If humidity is not your cup of tea, you might consider going to the southeastern department of Puno to experience the native culture and wonderful sights in the region. One must-visit location is Sillustani where the ancient Aymara people constructed chullpas (large towers) to house the most elite in their culture. Other exploring options include visiting the Uros Islands, which are man-made floating villages that have existed on Lake Titicaca for hundreds of years.
While this more arid region poses less threat for infectious disease, its extremely high altitude, with most locations sitting at over 12,000 ft. elevation, can be problematic. Because of this high elevation, the CDC recommends that travelers take proper precautions including: ascending gradually, if possible; taking medications that will help with acclimation; avoiding alcohol for the first 48 hours, participating in only mild exercise for the first 48 hours and, if possible, staying at a high-altitude location (>9,000 ft) for at least two nights within 30 days of leaving on your trip.

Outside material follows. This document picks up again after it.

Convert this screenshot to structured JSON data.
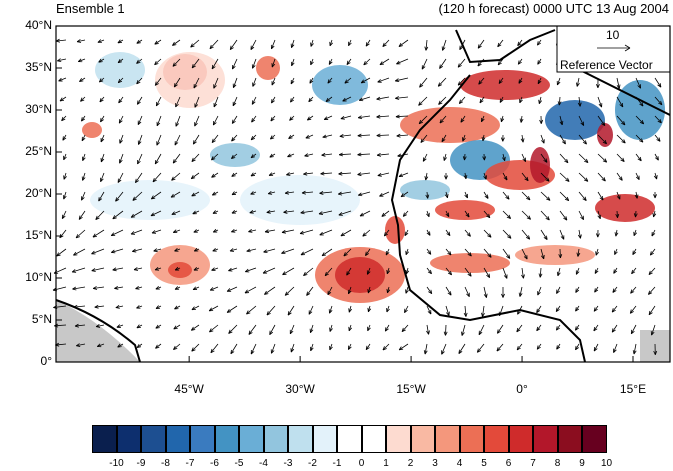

Of course, trying Peruvian food is a must! Each region has its own particular delicacy ranging from cuy (guinea pig) in the high sierra, to rocoto relleno (stuffed pepper) in the southern region, and ceviche (fish soaked in lime juices and chilis) throughout the coastal parts of the country. When partaking of these foods, it is important to take proper precautions including to be sure that the restaurant you are eating at is reputable, and avoid eating street food. Hepatitis A and typhoid vaccinations are recommended for travel to Peru, especially if you plan on making food a key part of your trip.
Before traveling to Peru, schedule a visit with a Passport Health Travel Specialist to discuss any health concerns you may have or vaccinations you need to have updated.If you plan on doing a lot of exploring, especially of the Inca Trail or ancient ruins, creating a first aid kit before you leave can be invaluable. The kit should include: bandages, ibuprofen, aspirin, antidiarrheal drugs, antibiotics, adhesive tape, sunscreen, insect repellent, and re-hydration materials.
While in the country, do not drink the tap water, and avoid ice that may have been made from unfiltered water. Bottled water, soda and other drinks made from pre-treated water are your best options.